ScreenAgent

Open‑source VLM agent to control computer GUIs via mouse/keyboard planning and execution.

4.4 (5)

Avaliado por Daniel Nikulshyn·Atualizado maio de 2026

GUI Automation Research Open Source Desktop Multimodal Computer Use VLM Agent Mouse & Keyboard

Visão geral

ScreenAgent — Open‑source VLM agent to control computer GUIs via mouse/keyboard planning and execution.

Casos de uso

Automate repetitive desktop workflows

Use the VLM agent to plan and execute mouse and keyboard actions across GUI applications, handling routine multi-step tasks without scripting each interaction.

Research on visual language agents

Leverage the open-source codebase to study, benchmark, and extend vision-language model agents that perceive screens and operate computers.

Cross-application task execution

Direct the agent to plan and carry out tasks spanning multiple GUI programs, navigating windows and controls via screen understanding.

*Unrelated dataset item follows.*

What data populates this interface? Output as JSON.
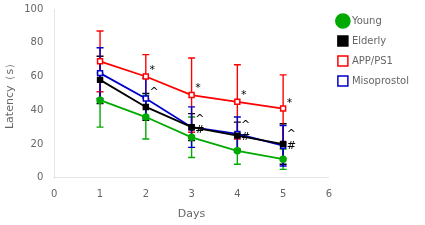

Accessibility and assistive control

Enable natural-language-driven control of a computer's GUI, helping users perform actions through an agent that interprets the screen and acts on their behalf.

Avaliações

4.4

Média de 5 avaliações.

Entra para deixar uma avaliação.

Margaret Whitfield

Skeptical, then convinced

I went in skeptical — most tools in this space overpromise. It actually delivers on the integrations, and it saves real time caught me off guard. The docs could be deeper is why this isn't a perfect score, still, I'd recommend giving it a real trial.

Camille Laurent

Does the job

Pretty happy overall. The automation just works and the value for money is strong. A few rough edges remain can be annoying, but no dealbreakers — I'd recommend it to a friend without hesitating.

Diego Fernández

Years in this space

I've evaluated a lot of these over the years. What stands out here is the core workflow — handled better than most — and support is responsive. Pricing gets steep at scale is my one real gripe. Worth the time if this is your use case.

Wei Chen

Compared a few options

Evaluated this against two competitors. Where it wins: the automation and it is genuinely easy to set up. Where it lags: pricing gets steep at scale. On balance the feature set — especially the onboarding — justifies the 4 stars for our use case.

Rina Desai

Use it every day

Honestly didn't expect to like it this much. The integrations is exactly what I needed, and the value for money is strong. but I reach for it almost every day now and it just clicks.

Perguntas e respostas

What are typical use cases for ScreenAgent?

It is suited to GUI automation tasks where an agent needs to perceive the screen and act via mouse/keyboard—such as automating desktop workflows, testing applications, or building research prototypes for computer-use agents.

What is ScreenAgent and what can it do?

ScreenAgent is an open-source Visual Language Model (VLM) agent that controls computer GUIs. It plans and executes mouse and keyboard actions to automate on-screen tasks across desktop applications.

How much does ScreenAgent cost?

ScreenAgent is open-source, so the software itself is freely available. You may still incur costs for the underlying VLM (if using a paid model) and the hardware required to run it.